Jan 22, 2006

Industry, Product and Technology Life Cycles and Evolutionary Theory

One could integrate the different and partially opposing (or thought to be opposing) observations about technologies, industry and product development into a cyclical pattern of change over time where organization and innovation shift from one innovation regime to the other. Alternatively, one could also see this as a pattern that depends on industry and technology characteristics, as done by e.g. Malerba and Orsenigo. However, there do not seem to be specific analyses of data on the long-term developments of industry structures, organization forms, innovation that allow to decide the question easily.
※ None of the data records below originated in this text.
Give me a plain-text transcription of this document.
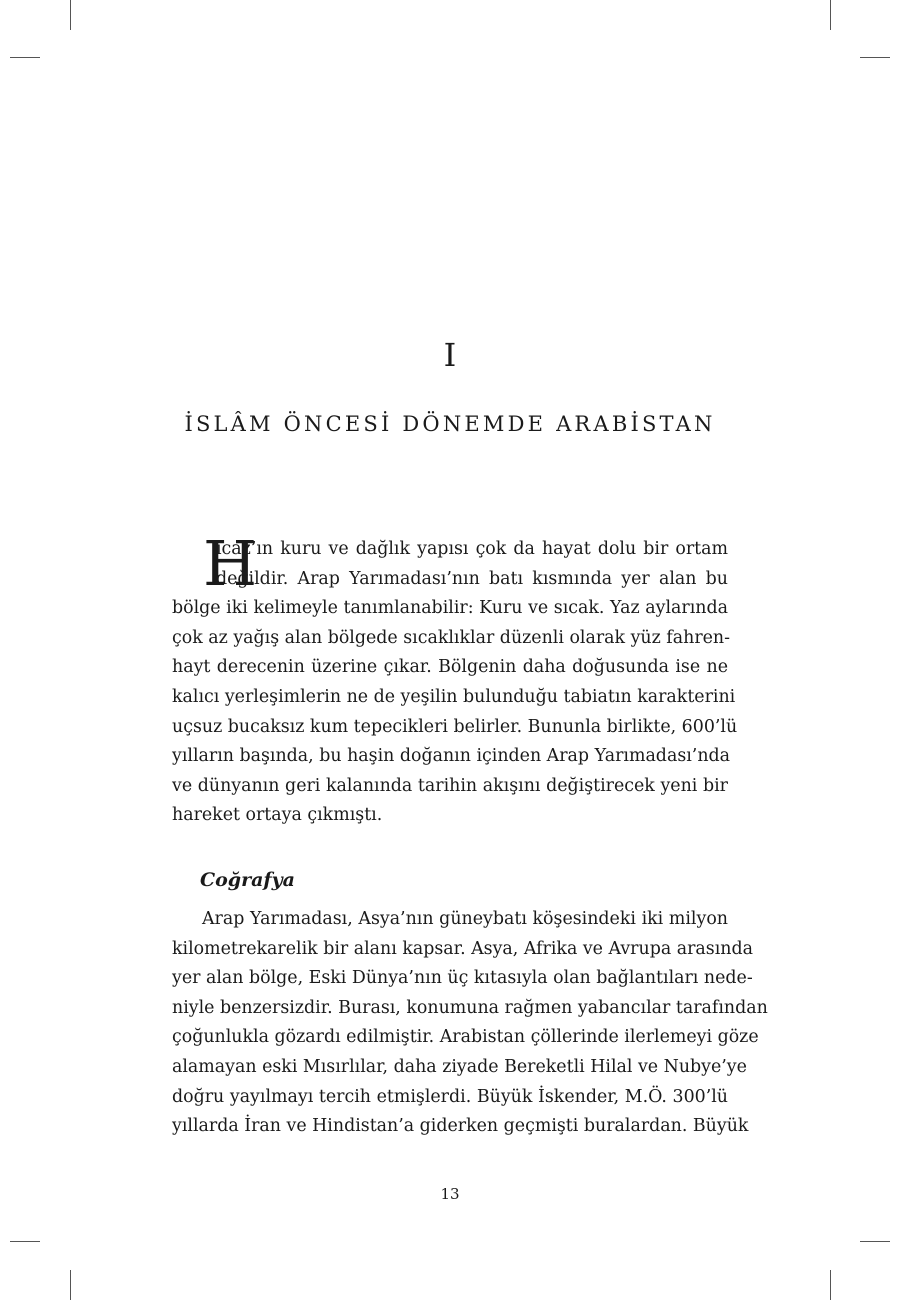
I
İSLÂM ÖNCESİ DÖNEMDE ARABİSTAN
H
icaz’ın kuru ve dağlık yapısı çok da hayat dolu bir ortam
değildir. Arap Yarımadası’nın batı kısmında yer alan bu
bölge iki kelimeyle tanımlanabilir: Kuru ve sıcak. Yaz aylarında
çok az yağış alan bölgede sıcaklıklar düzenli olarak yüz fahren-
hayt derecenin üzerine çıkar. Bölgenin daha doğusunda ise ne
kalıcı yerleşimlerin ne de yeşilin bulunduğu tabiatın karakterini
uçsuz bucaksız kum tepecikleri belirler. Bununla birlikte, 600’lü
yılların başında, bu haşin doğanın içinden Arap Yarımadası’nda
ve dünyanın geri kalanında tarihin akışını değiştirecek yeni bir
hareket ortaya çıkmıştı.
Coğrafya
Arap Yarımadası, Asya’nın güneybatı köşesindeki iki milyon
kilometrekarelik bir alanı kapsar. Asya, Afrika ve Avrupa arasında
yer alan bölge, Eski Dünya’nın üç kıtasıyla olan bağlantıları nede-
niyle benzersizdir. Burası, konumuna rağmen yabancılar tarafından
çoğunlukla gözardı edilmiştir. Arabistan çöllerinde ilerlemeyi göze
alamayan eski Mısırlılar, daha ziyade Bereketli Hilal ve Nubye’ye
doğru yayılmayı tercih etmişlerdi. Büyük İskender, M.Ö. 300’lü
yıllarda İran ve Hindistan’a giderken geçmişti buralardan. Büyük
13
If the hypotheses about cyclic patterns in industry, product and technology life cycles associated with differing technological, organizational and market characteristics are correct, than one could seriously link the development patterns of these fields to mechanisms causing punctuated equilibrium in evolutionary biology. The significance of punctuated equilibrium is that it serves as signal for evolutionary search processes which involve a shift between radical and incremental variations. The patterns of PE can be explained by systemic evolutionary theory, which adds to the Neo-Darwinian synthesis the explanation of the evolution of complex structures. Systemic evolutionary theory explains the development of complex structures on the basis of possibilities and limits for change of existing systems (or emergence of novel ones) leading to phases of radical, rapid change and incremental change (stasis) in organisms characteristics.